Structural comparisons demonstrating PBP2a structural rearrangements upon binding of ceftobiprole and the importance of serine nucleophile exposure. a, PBP2a apo structure (orange) compared with PBP2a in complex with ceftobiprole (enzyme in green, ceftobiprole atomic bonds in black, and electron density contoured at 1σ in gray). Secondary structure is shown as transparent ribbons, with backbone and side chain atoms overlaid in solid color. Upon binding, structural rearrangements must take place to accommodate ceftobiprole. These include a shift (toward the left in the figure) of the β-sheet, most notably at strand β3, as well as a clockwise twist (relative to the direction of β3) of the residue backbone and side chain atoms. The arrow diagram illustrates these rearrangements, and the inset depicts the whole PBP2a molecule with the active site indicated by the inhibitor (black). PBP2a domains are shown as follows: N-terminal extension (NTE), non-penicillin-binding domain (NPB), and transpeptidase domain (TP). b, methicillin-susceptible endogenous PBP2 (blue) superimposed on the resistant PBP2a (orange).

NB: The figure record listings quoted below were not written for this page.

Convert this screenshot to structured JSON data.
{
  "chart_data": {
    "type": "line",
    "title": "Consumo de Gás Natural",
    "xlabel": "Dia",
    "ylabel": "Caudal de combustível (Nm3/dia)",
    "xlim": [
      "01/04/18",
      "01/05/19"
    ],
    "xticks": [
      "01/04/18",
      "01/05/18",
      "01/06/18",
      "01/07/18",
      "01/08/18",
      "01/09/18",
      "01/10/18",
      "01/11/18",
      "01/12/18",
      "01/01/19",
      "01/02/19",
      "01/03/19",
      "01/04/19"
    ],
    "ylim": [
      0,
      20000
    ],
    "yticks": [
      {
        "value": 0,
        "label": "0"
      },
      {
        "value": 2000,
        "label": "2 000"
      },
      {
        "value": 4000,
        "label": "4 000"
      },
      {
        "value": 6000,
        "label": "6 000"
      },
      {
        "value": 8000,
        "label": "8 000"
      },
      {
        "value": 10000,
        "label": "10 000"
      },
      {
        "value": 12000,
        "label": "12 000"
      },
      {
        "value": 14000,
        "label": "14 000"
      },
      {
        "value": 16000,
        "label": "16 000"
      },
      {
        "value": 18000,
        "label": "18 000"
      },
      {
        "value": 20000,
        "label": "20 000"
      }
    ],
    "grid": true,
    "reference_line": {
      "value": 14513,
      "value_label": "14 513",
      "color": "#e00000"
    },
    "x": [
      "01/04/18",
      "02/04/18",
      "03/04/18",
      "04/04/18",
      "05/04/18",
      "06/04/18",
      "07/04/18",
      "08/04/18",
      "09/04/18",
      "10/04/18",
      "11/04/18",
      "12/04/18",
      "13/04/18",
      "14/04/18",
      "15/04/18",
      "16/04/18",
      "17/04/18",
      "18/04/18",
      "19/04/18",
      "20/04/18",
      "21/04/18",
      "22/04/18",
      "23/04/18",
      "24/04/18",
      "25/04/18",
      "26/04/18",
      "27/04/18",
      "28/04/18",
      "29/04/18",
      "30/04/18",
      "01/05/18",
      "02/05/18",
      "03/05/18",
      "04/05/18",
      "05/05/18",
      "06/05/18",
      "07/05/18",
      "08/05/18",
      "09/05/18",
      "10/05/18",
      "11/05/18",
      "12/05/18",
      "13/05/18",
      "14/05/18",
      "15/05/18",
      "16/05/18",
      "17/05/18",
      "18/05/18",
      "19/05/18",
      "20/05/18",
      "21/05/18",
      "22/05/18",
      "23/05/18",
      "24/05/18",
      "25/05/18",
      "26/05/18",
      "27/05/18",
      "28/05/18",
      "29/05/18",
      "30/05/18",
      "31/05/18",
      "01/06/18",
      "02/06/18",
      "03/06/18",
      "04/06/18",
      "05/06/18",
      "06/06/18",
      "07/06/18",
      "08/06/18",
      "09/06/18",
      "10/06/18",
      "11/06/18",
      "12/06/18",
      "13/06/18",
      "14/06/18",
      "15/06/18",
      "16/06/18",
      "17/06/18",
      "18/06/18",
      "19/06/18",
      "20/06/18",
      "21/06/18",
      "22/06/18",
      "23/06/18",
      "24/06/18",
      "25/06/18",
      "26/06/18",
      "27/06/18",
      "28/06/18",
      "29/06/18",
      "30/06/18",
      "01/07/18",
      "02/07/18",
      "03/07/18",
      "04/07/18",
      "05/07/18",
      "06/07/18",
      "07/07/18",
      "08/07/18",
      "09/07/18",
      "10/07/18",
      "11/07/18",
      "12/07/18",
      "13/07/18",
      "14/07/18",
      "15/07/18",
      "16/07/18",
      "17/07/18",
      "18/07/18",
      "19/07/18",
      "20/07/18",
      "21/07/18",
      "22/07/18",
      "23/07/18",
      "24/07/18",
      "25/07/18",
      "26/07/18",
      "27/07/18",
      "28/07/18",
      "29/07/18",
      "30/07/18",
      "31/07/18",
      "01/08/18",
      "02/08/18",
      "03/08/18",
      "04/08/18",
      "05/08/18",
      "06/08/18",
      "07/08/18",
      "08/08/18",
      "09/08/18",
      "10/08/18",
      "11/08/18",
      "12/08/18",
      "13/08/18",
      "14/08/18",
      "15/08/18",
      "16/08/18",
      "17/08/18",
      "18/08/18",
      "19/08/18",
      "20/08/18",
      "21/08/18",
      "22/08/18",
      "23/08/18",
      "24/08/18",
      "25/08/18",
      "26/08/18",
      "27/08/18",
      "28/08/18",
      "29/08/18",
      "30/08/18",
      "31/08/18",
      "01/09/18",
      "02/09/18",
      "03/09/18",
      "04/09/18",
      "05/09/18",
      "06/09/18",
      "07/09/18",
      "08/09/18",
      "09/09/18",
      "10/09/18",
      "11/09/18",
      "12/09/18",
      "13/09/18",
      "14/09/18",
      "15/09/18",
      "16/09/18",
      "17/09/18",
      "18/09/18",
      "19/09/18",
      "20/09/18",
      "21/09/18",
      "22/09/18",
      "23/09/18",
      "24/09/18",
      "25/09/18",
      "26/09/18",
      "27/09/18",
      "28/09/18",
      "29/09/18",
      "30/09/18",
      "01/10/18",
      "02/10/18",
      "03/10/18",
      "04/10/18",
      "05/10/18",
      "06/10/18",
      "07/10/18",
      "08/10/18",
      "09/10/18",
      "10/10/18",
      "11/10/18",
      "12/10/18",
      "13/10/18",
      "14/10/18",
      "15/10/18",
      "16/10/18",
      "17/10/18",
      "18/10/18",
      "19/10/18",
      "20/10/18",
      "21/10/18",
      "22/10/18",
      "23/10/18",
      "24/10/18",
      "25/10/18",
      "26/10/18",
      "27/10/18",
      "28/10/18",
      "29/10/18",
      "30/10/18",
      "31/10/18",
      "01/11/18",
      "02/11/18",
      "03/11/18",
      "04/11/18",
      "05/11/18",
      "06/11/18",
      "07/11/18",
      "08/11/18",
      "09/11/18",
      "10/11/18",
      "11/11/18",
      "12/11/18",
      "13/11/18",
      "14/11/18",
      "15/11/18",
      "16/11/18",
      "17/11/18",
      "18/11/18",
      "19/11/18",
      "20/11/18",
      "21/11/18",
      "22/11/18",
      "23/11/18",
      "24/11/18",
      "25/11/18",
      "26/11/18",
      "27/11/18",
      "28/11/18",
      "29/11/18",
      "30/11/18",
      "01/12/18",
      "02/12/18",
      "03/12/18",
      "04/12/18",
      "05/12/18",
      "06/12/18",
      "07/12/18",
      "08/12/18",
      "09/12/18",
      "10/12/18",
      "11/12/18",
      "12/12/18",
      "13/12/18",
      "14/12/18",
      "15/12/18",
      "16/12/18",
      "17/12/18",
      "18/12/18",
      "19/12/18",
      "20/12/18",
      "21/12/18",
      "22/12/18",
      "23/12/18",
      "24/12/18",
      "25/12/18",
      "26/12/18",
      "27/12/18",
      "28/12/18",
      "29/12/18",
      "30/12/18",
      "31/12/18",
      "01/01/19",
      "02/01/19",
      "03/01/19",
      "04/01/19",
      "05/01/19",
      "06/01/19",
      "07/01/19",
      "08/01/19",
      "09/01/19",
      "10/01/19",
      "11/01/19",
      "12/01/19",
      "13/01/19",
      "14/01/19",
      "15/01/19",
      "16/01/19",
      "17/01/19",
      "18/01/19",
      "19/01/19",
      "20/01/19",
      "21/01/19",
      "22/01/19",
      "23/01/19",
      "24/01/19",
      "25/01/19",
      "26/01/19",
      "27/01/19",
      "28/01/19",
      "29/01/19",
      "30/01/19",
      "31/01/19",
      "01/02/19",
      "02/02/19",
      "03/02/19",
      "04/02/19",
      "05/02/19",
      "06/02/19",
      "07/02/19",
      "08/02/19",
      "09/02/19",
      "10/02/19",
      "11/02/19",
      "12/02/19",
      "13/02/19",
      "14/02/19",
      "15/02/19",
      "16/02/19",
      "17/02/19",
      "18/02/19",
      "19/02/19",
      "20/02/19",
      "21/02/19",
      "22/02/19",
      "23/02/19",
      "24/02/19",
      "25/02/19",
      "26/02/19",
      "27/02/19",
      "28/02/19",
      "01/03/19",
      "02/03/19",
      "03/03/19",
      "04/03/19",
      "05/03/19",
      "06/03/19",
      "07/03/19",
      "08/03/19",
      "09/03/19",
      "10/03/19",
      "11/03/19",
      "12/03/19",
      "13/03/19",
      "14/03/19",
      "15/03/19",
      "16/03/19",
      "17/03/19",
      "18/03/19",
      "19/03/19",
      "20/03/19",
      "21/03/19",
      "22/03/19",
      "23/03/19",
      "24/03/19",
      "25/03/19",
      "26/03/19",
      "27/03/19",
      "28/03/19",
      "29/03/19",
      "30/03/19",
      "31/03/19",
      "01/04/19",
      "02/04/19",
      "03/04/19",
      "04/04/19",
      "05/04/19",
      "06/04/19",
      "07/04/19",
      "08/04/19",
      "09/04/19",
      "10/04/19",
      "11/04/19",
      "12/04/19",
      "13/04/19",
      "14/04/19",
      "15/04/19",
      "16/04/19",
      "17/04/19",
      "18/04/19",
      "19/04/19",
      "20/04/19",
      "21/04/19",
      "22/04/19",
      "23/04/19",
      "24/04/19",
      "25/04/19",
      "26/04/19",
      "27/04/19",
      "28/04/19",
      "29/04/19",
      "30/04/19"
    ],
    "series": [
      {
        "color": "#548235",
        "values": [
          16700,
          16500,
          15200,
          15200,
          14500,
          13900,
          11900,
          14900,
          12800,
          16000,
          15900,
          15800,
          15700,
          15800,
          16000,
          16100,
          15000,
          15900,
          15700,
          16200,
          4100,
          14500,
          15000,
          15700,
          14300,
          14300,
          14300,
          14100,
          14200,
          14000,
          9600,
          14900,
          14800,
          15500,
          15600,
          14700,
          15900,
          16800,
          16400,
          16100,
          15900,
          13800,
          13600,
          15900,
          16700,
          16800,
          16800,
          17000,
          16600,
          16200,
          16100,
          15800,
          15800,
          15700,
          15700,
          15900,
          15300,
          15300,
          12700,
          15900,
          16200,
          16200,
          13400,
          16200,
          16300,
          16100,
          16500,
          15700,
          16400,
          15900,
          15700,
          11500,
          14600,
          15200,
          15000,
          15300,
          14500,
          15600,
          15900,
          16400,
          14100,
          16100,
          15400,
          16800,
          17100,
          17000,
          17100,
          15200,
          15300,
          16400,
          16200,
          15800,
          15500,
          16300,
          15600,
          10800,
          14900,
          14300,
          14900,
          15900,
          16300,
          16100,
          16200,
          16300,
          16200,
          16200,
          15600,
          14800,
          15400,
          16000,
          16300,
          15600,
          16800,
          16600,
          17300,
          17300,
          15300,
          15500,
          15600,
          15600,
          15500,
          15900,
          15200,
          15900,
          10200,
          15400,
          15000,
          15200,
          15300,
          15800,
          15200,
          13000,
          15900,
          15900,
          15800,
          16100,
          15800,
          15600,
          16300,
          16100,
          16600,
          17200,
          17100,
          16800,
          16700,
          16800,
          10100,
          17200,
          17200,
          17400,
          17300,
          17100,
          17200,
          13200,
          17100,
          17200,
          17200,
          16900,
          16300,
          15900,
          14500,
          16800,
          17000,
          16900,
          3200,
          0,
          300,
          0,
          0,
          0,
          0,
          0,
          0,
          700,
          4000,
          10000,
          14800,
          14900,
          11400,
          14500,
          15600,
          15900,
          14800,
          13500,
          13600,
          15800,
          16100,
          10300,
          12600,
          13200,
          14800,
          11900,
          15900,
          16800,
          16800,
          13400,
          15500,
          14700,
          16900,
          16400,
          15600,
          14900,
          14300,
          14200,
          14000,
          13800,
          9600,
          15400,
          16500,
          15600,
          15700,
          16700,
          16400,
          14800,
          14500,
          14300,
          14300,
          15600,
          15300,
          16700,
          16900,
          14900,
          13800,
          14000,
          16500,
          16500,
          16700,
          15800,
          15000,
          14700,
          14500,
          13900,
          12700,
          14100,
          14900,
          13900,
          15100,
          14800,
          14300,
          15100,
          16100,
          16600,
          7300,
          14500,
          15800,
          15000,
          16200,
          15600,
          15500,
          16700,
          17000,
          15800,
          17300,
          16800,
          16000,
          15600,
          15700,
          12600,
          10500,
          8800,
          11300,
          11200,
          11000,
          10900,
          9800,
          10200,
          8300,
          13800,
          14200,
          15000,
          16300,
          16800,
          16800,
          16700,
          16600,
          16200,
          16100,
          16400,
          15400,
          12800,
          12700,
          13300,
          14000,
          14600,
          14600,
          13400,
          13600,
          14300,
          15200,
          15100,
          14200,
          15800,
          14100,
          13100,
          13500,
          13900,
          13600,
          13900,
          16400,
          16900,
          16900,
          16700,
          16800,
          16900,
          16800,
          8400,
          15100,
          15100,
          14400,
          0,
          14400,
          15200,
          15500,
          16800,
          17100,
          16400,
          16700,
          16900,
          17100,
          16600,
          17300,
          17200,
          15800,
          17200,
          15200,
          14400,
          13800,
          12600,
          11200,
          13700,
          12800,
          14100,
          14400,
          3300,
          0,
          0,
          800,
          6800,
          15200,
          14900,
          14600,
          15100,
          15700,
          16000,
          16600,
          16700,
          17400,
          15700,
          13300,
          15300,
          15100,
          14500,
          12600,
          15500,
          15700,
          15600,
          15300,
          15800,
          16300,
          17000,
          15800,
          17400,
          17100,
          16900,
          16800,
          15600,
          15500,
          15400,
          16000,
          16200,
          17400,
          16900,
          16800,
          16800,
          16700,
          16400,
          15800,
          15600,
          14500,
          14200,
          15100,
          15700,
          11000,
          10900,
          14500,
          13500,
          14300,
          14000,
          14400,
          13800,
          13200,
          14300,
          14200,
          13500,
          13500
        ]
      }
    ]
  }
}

The Oγ atom of the PBP2 serine nucleophile (Ser-398) is 2.0 Å distant from that of PBP2a Ser-403 and so is far more exposed at the opening of the active site cleft, presumably contributing to its greater availability for acylation in vivo.

FIGURE 3.

Differential scanning calorimetry traces for PBP2a and acyl-enzyme complexes formed with β-lactams. A (blue), heat capacity change in the presence of 1 mm imipenem. B (magenta), heat capacity change in the presence of 100 μm benzylpenicillin. C (green), heat capacity change observed for native protein. D (red), heat capacity change in the presence of 10 μm ceftobiprole. Each β-lactam was also present in the reference cell, and traces in the absence of protein showed only a steady decline over the temperature range studied (data not shown).